La semana pasada, el caso de una mujer de 31 años desaparecida por más de 10 horas, quien al percatarse de que estaba siendo secuestrada saltó de un taxi en movimiento, expuso nuevamente la urgencia de medidas y acciones para combatir la epidemia de violencia feminicida en la Ciudad de México.

Las alertas de violencia de género son un mecanismo que pretende disminuir la violencia feminicida: aquella que las mujeres sufren por el simple hecho de ser mujeres. En México existen 13 estados que mantienen una alerta de violencia de género vigente, nueve más tienen sus procedimientos en trámite, y en siete se han negado las peticiones. Esto quiere decir que de 32 entidades federativas en México, 29 han recurrido a demandas de alerta de violencia de género. La Ciudad de México está en procedimiento para activar la suya.

Pero, a pesar de las ya activas alertas de violencia de género, las cifras de violencia contra las mujeres no han bajado durante años. Existen decenas de dependencias e instituciones que tienen como objetivos la procuración de justicia, dar respuesta a emergencias y brindar apoyo físico, económico y emocional, que simplemente no funcionan.

La corrupción y el desdén caracterizan las estrategias de reacción y acción para combatir la violencia de género en nuestro país. El presupuesto gubernamental destinado a políticas públicas contra la violencia hacia las mujeres sigue disminuyendo, los albergues para mujeres perdieron presupuesto y la Comisión Nacional para Prevenir y Erradicar la Violencia contra las Mujeres (Conavim) perdió casi 30 por ciento de su presupuesto en comparación con 2018.

El diseño de políticas públicas para combatir la violencia de género debe ser integral, con visión inmediata pero también a mediano y largo plazo, la burocracia permite que el sistema sangre mientras pone curitas en fracturas, realizando campañas de comunicación inservibles.

Existen casos exitosos en el mundo para reducir la violencia feminicida, la policía de proximidad es una de ellas, los registros con geolocalización de taxis, transporte concesionado y transporte por aplicaciones móviles son otro.

Sin embargo ninguna de estas estrategias y políticas funcionarán sin la voluntad política de la clase gobernante.
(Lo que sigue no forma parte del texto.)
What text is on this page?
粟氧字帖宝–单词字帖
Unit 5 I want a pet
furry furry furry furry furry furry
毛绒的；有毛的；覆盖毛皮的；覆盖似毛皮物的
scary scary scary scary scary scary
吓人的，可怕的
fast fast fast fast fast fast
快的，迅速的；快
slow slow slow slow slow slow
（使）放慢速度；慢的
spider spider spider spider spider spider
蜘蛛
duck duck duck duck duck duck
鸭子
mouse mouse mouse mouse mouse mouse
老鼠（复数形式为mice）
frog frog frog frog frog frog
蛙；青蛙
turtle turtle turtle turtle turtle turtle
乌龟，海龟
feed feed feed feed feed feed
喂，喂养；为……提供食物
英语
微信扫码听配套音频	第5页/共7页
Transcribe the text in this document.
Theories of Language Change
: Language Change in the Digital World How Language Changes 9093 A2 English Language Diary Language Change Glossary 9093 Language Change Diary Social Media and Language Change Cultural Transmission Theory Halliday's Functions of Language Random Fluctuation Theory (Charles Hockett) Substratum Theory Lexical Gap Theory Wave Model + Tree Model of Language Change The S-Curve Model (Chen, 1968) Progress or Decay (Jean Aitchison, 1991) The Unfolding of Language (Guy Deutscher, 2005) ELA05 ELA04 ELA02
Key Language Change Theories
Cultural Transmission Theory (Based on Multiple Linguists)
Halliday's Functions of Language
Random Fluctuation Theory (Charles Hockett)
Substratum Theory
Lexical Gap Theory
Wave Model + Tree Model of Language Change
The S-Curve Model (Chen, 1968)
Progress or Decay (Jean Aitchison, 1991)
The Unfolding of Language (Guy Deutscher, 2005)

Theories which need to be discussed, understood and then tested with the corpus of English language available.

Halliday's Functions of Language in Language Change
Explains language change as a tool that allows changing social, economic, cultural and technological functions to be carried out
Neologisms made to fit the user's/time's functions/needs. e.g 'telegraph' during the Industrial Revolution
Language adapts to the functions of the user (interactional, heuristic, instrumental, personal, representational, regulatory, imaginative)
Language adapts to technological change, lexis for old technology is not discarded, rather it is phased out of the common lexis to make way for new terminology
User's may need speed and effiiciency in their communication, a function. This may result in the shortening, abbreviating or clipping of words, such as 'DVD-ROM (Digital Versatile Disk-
Bajo este entendido, las vidas de las mujeres dependen, literalmente, de personas que estén dispuestas a pagar el coste político que implica mejorar los mecanismos de denuncia, lo cual inevitablemente subirá las cifras de la violencia; además de incrementar recursos a las estrategias de prevención, fiscalización y reducción de corrupción, capacitación masiva de servidores públicos, educación integral, aplicación de medidas ya existentes, como el manejo de denuncias de desaparición de mujeres con perspectiva de género desde el momento de la denuncia, junto con procesos de restauración y justicia.

Sandra Barrón. Activista y feminista radical, maestra en diseño estratégico
en innovación por la Universidad Iberoamericana.